P_value <- 1 - pf(F_ratio, df1=df_B, df2=df_W)
print(P_value)
## [1] 0.007475642
Now, we have a probability of about 0.7%
getting a
statistic (F) as extreme or more extreme than the observed
statistic (4.66
), assuming H0 is true. This is a small
probability, and is likely due to chance. We can reject H0 given the
observations. Thus, at least the mean Cd concentration in one population
differs from the others.
In R, the previous steps can be done in one line:
##
## One-way analysis of means
##
## data: Cd and group
## F = 4.6617, num df = 3, denom df = 36, p-value = 0.007476
Here we put var.equal = T
when call the
oneway.test()
function. By doing so, we assume equal SD in
the populations, similar to the “equal SD” method used in the independent
two-sample t-test. By default, R uses unequal SD
in
populations (var.equal = F
), which becomes the Welch test
and which returns a different F statistic and degrees of
freedom. We will look at this in the future.
Another way to perform the one-way ANOVA with R is calling the
aov()
and summary()
functions. By doing so, R
returns the full ANOVA table (dfB, dfW,
SSB, SSW, MSB, MSW, F ratio, and p-value)
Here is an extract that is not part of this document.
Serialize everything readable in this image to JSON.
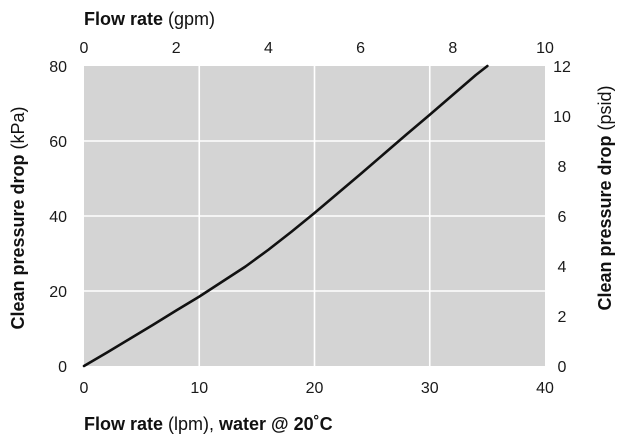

and you can also save the ANOVA for post analysis (e.g., post-hoc
test).
## Df Sum Sq Mean Sq F value Pr(>F)
## group 3 1.261 0.4204 4.662 0.00748 **
## Residuals 36 3.246 0.0902
## ---
## Signif. codes: 0 '***' 0.001 '**' 0.01 '*' 0.05 '.' 0.1 ' ' 1
An environmentalist wanted to determine if the mean acidity of rain
differs among 3
cities. The environmentalist randomly
selected 6
rain dates at each site obtained the following
data:
City #1: 5.11, 5.01, 4.90, 5.14, 4.80, 5.24
City #2: 4.87, 4.18, 4.40, 4.67, 4.89, 4.09
City #3: 5.46, 6.29, 5.57, 5.15, 5.45, 5.30
So, does the mean acidity of rain differ among the 3
cities?
To study the impact of sunlight on a specific organic compound’s
decomposition rate, one researcher observes the decomposition ratio (%)
of it in 24
hours under 6
sunlight conditions.
The sunlight conditions are strictly controlled. The decomposition ratio
is measured repeatedly and independently under each condition. (Example
and data are from Shu Tao, Applied statistical methods,
246-247, 1994.)
Condition #1: 19.4, 32.6, 27.0, 32.1, 33.0
Condition #2: 17.7, 24.8, 27.9, 25.2, 24.3
Condition #3: 20.7, 21.0, 20.5, 18.8, 18.6
Condition #4: 17.3, 19.4, 19.1, 16.9, 20.8
Condition #5: 17.0, 19.4, 9.1, 11.9, 15.8
Condition #6: 14.3, 14.4, 11.8, 11.6, 14.2
Do the observations support the idea that sunlight has an impact on the decomposition rate of this organic compound?